Brunet depicts an apparently bleak existence with supremely delicate pen strokes. The novel is set in the unremarkable town of Saint-Louis, on the French-Swiss border - home to the author himself.Revolving around Adele's disappearance, Brunet brings to life characters of which the intensity, the depth of their personalities, the complexity of their psychologies, the richness of thoughts, feelings and emotions contribute to making this an extraordinary piece of work.Thoroughly enjoyable, highly recommended.
R**M
An author with great literary talent
A smart, stylish story dissecting the life of one Manfred Baumann a strangely introverted man who works at the bank in Saint-Louis and dines most lunchtimes and evenings at The Restaurant De La Cloche. He regards, in an almost salacious way, a young waitress called Adele Bedeau and when she disappears Manfred becomes the chief suspect and is pursued relentlessly by Inspector Gorski of the Saint-Louis police.This delicious novel is really the study of human behaviour, in all its quirks and oddities, and you the reader have a front row seat to observe and judge. Manfred is a wonderful character, socially inept, reserved, withdrawn, indeed some of his working and socializing colleagues are of the opinion that his preference may be towards a male rather than a female partner. He is fastidious almost a perfectionist in his approach to daily tasks... "He dressed, combed his hair and put on his watch. Back in the kitchen he laid out two croissants in a basket, butter and jam, a plate and a knife. He poured coffee into a large bowl and sat down at the table.".....Inspector Gorski has a troubled marriage. His wife Celine, who manages and runs a fashion boutique in town, views Gorski as socially inferior but still insists that he attends social gatherings in order to "establish the Gorskis as part of the Good Society of the town." The Inspector therefore preferred to spend his day policing, and the pursuit of Manfred Baumann proves a welcome distraction.I loved the unhurried telling of this story the unravelling of the everyday orderliness of Manfred and by doing so expose a dark secret. Can a wise and wily Gorski utilize this secret to expose the truth of Adele's disappearance and by so doing will this set in process a chain of events that may end in disaster? With a very neat and unexpected ending I was delighted, amused and thoroughly entertained by this literary work form a great writer.
A**L
Minor book from a major writer
A small French town, an outsider who spends his life going through the same routines and the policeman who investigates the missing waitress at the cafe where the outsider eats, these are the ingredients that make up this unusual crime novel.
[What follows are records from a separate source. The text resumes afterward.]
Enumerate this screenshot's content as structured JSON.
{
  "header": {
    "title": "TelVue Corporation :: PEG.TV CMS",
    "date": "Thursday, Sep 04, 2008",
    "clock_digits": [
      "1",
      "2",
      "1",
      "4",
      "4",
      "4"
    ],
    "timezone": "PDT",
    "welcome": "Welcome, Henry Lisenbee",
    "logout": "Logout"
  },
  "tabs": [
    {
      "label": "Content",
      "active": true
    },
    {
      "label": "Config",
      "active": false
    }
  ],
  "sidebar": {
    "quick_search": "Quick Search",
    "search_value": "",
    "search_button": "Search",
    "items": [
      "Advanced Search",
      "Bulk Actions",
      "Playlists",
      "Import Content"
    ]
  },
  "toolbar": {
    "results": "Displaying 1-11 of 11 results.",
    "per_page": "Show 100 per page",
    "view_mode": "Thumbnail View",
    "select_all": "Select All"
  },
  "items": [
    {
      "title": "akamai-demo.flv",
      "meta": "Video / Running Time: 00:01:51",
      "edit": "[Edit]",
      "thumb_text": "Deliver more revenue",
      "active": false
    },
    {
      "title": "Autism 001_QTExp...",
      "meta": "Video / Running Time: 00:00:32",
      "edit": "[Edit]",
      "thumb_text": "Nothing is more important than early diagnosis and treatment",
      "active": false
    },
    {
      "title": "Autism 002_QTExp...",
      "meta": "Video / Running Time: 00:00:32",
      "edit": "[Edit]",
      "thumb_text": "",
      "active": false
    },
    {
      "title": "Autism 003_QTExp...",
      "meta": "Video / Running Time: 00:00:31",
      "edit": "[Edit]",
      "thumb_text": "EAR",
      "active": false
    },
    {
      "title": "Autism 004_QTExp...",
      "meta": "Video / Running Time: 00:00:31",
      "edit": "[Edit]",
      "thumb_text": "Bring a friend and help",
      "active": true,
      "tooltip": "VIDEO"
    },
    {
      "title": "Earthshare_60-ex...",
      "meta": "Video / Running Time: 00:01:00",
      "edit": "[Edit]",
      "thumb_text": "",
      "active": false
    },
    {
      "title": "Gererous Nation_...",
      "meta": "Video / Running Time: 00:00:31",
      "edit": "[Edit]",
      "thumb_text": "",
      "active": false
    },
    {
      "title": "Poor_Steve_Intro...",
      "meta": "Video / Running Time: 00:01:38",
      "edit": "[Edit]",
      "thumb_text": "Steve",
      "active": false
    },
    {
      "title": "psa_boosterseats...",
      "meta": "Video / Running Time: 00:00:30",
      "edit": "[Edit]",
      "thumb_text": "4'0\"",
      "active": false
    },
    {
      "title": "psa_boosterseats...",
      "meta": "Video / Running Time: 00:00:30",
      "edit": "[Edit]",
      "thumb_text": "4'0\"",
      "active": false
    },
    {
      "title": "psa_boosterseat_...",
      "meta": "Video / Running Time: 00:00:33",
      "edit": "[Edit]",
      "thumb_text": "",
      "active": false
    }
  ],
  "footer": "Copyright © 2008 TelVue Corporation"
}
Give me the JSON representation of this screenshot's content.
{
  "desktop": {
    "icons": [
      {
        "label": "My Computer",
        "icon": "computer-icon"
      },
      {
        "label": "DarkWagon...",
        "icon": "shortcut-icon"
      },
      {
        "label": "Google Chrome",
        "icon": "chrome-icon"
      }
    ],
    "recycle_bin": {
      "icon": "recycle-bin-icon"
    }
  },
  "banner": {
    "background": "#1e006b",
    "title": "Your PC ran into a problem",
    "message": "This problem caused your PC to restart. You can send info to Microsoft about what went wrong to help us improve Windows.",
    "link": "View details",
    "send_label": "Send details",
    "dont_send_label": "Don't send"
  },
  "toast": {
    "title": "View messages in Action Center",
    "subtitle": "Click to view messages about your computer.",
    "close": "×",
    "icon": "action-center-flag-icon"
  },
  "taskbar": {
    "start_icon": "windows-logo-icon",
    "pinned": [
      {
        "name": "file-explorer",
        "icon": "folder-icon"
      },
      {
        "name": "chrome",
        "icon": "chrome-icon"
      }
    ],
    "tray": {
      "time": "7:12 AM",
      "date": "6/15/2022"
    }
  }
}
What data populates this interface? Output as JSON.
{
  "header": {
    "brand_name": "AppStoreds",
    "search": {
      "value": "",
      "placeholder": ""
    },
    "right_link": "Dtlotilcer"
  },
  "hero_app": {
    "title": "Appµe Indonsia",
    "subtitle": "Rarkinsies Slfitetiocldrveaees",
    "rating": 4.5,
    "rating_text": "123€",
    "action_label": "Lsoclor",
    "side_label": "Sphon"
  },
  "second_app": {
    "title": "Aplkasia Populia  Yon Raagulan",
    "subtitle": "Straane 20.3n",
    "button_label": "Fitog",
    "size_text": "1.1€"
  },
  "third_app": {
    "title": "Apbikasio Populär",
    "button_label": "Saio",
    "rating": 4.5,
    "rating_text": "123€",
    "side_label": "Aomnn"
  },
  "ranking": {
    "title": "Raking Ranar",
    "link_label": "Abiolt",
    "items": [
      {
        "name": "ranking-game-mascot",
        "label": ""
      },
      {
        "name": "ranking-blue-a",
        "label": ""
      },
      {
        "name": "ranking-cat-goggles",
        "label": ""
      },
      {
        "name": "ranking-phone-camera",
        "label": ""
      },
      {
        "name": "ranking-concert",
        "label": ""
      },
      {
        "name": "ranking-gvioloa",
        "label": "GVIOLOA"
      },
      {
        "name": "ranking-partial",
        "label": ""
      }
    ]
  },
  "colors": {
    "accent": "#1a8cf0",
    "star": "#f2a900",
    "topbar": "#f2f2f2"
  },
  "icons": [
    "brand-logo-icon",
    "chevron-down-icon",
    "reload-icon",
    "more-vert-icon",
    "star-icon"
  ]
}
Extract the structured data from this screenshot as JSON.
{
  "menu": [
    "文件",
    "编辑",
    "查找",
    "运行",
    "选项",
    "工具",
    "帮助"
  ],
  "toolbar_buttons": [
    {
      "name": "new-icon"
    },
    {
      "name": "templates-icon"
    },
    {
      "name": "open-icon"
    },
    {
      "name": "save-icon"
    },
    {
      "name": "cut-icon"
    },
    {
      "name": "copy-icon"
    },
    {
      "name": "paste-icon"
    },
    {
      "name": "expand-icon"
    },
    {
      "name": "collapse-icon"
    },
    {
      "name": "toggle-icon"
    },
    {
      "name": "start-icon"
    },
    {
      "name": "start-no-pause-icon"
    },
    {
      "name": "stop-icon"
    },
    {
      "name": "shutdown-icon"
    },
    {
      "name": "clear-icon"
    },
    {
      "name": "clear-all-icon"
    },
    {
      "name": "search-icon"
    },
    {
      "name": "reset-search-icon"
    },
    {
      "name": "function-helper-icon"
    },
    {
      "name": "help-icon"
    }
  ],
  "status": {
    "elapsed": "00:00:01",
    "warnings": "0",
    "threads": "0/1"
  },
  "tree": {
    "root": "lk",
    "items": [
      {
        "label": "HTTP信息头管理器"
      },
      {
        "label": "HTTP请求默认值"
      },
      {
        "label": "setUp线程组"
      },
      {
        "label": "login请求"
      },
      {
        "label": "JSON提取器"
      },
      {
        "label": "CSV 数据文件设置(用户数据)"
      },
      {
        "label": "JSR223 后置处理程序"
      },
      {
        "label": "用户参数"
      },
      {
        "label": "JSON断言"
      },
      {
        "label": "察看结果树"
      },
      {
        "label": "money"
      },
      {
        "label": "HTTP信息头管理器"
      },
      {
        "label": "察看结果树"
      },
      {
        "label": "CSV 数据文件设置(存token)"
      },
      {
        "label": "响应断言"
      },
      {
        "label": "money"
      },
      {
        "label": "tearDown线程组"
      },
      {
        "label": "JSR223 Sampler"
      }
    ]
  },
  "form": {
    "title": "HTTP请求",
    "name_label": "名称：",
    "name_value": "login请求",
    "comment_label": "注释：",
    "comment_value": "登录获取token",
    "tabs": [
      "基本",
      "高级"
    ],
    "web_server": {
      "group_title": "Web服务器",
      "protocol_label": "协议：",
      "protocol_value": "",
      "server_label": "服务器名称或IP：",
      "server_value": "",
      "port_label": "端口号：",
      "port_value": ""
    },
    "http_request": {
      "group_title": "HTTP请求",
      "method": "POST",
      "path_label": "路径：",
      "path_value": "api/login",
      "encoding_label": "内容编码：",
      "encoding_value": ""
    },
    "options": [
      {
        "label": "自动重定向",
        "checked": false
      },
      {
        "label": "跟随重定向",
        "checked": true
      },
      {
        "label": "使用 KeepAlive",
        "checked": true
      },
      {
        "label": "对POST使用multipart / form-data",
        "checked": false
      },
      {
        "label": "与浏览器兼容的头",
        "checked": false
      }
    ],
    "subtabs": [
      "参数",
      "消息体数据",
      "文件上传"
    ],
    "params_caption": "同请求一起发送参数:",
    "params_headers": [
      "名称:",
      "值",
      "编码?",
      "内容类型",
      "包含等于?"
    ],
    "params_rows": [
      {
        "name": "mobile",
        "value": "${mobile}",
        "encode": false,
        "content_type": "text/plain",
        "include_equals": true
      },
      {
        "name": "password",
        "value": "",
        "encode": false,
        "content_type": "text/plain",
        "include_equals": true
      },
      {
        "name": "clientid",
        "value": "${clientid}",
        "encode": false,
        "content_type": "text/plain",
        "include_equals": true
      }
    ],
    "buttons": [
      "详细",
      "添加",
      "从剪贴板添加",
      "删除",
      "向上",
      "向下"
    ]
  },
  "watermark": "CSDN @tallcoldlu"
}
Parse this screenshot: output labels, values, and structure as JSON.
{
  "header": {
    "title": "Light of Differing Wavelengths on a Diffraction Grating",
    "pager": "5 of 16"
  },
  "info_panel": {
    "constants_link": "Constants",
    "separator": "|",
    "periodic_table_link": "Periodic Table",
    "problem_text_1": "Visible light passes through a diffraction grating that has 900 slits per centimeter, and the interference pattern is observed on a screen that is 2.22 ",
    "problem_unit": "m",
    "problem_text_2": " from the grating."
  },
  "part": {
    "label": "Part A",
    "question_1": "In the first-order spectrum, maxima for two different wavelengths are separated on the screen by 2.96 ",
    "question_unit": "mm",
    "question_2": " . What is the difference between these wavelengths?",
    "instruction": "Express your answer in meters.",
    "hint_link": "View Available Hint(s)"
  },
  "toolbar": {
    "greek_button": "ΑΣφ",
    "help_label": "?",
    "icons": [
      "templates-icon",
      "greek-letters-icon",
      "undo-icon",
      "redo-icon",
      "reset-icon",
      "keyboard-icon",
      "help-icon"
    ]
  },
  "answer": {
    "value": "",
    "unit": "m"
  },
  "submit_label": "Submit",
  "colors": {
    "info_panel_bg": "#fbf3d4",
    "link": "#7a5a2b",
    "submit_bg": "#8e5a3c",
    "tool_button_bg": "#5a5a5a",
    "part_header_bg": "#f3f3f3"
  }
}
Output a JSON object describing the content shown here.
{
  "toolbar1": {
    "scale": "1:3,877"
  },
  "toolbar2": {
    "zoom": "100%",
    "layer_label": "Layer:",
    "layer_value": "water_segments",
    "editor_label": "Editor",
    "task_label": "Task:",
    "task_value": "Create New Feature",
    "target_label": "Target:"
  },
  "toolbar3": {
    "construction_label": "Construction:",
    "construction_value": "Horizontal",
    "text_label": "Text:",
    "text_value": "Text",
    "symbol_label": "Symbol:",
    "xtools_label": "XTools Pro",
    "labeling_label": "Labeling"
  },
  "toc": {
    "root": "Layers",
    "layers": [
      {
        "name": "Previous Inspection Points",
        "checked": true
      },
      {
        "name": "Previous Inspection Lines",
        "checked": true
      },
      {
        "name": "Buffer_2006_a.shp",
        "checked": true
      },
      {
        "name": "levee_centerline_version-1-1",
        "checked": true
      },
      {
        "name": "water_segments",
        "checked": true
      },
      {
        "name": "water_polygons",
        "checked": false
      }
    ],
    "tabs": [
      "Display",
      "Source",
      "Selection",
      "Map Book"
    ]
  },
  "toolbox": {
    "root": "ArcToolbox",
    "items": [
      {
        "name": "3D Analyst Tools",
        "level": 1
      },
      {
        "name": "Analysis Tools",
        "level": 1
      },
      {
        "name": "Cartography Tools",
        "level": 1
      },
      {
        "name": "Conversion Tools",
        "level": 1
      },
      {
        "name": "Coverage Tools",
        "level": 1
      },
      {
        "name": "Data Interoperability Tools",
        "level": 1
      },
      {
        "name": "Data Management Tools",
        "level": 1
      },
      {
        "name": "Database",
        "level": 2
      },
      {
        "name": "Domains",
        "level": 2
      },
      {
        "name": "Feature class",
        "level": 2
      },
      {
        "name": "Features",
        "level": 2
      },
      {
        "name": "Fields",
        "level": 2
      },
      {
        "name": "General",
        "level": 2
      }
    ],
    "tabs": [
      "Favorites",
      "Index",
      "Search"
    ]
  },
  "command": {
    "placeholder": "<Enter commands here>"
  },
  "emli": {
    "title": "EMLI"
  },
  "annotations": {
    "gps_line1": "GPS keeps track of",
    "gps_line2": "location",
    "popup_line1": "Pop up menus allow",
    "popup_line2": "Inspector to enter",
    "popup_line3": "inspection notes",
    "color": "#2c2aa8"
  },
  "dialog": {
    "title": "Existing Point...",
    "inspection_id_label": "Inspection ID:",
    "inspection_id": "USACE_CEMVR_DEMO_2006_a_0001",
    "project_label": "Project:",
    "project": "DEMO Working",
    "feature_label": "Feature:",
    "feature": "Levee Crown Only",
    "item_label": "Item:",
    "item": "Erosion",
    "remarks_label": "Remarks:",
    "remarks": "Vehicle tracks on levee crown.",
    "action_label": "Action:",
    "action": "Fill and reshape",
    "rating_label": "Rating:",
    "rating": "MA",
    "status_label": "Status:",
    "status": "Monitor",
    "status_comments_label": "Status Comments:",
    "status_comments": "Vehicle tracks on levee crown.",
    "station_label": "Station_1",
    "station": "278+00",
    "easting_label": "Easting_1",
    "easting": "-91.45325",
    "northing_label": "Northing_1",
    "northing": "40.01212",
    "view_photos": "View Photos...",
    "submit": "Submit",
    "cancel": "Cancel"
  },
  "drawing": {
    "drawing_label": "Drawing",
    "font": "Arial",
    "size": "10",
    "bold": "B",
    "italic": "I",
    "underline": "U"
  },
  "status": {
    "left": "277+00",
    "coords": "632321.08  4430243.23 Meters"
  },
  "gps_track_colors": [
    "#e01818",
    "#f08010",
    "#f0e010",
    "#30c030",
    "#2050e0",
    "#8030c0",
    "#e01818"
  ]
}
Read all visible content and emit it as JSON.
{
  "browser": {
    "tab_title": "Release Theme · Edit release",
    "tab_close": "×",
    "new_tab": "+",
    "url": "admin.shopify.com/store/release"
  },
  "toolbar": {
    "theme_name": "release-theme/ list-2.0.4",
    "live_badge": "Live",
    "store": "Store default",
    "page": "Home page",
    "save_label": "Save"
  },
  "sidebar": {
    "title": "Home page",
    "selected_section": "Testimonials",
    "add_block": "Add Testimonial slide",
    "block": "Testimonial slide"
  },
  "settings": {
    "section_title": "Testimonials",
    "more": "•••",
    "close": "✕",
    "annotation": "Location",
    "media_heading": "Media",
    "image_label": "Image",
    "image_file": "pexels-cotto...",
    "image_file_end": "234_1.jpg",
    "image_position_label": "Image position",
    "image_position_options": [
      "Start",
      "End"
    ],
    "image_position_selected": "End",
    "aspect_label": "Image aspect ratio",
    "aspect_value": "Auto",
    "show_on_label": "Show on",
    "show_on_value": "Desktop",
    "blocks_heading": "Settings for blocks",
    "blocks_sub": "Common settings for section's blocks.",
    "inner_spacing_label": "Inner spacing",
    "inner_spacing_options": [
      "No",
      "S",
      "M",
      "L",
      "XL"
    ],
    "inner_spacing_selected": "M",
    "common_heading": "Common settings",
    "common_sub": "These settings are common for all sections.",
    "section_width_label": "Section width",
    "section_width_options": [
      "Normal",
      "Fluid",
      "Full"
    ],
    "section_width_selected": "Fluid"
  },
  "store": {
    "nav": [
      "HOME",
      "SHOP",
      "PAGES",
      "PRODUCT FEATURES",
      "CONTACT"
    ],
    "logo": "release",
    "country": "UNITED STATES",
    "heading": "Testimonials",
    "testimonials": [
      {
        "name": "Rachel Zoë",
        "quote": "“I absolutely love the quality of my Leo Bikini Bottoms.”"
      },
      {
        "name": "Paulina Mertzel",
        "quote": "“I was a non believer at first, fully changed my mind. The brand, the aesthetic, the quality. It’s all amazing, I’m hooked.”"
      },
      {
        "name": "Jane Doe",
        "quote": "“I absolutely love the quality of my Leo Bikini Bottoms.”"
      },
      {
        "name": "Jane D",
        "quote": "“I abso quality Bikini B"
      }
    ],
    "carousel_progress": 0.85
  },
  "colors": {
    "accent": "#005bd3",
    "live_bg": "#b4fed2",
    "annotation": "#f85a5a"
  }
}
I wouldn't have read it if I hadn't found Burnet's next novel - My Bloody Project - so compelling. There are echoes of this book with Burnet claiming his novel was written by someone else (and he's only the translator) and speculating on the link between the author and his central character. Unfortunately, My Bloody Project was so powerful and so thought provoking that it rather eclipses this earlier work. Never-the-less, I enjoyed watching the truth emerge from the shadows even though I spent much of the book wishing they would remain hidden. A strange but interesting experience.